The rich, in any case, capture most of the gains from globalization. Academic studies typically conclude that trade accounts for 20 to 40 percent of the recent increase in inequality in the United States. Even the International Monetary Fund found that “labor globalization has negatively affected the share of income going to labor in the advanced economies.” EPI economist Josh Bivens calculates that the median household in the United States was $1,500 poorer in 2005 than it would have been if trade had remained at the 1979 level, even taking into account cheaper prices. Most people, not just the displaced textile or auto workers, are poorer as a result of globalization.
Broadly based and progressively financed policies like national health insurance and better public pensions would help all families hurt by globalization. But workers who lose their jobs permanently—whether from globalization or technology—deserve additional targeted help. Existing programs are narrowly conceived—excluding workers who produce services or most parts suppliers indirectly hit by plant closings. And they are even more narrowly administered: The Bush administration’s Labor Department denies trade adjustment aid to three-fourths of those workers lucky enough to be certified as eligible. What’s more, the programs are stingy and force people quickly into poorly paid jobs.
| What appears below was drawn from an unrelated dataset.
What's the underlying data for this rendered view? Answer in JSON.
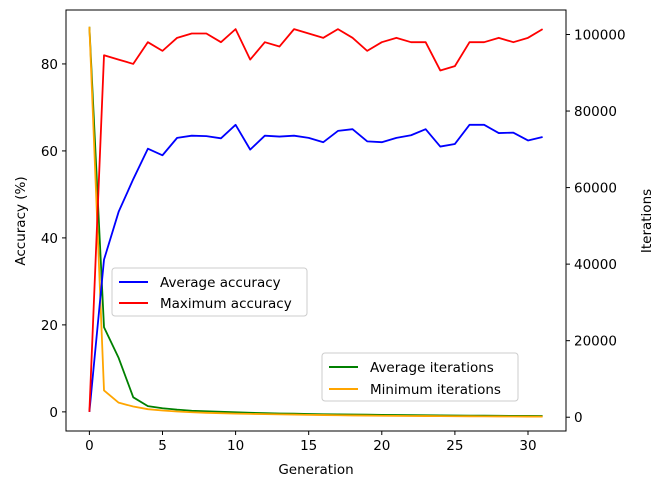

The United States needs more generous income support and extended training programs, as well as strengthened unemployment insurance, which now covers less than 40 percent of the unemployed and offers pay replacement rates among the lowest in the industrial world.
But current proposals for wage insurance, which would typically pay half the difference between a displaced worker’s old and new jobs, would push workers quickly into inferior jobs with little prospect of creating new skills and better jobs that both workers and the national economy need.
In order to make globalization work for working Americans, Faux argues for policies that make the American economy more competitive (such as promoting manufacturing and investing in research and technology development), strengthen labor unions, expand social benefits, revise NAFTA and negotiate new rules for global trade. Harvard political economy professor Dani Rodrik argues that national governments need more power to craft their own responses to global markets, and that future WTO talks should focus not on further liberalization but on giving both rich and poor nations “policy space” to respond to their citizens’ needs.
It’s possible that the champions of globalization have no interest in serving the needs of citizens. “They never intended it to be good for American workers,” says the Steelworkers’ Gerard. “They intended it to be good for Wall Street and American financiers. The rich have gotten richer, and the rest of us have taken it on the chin.”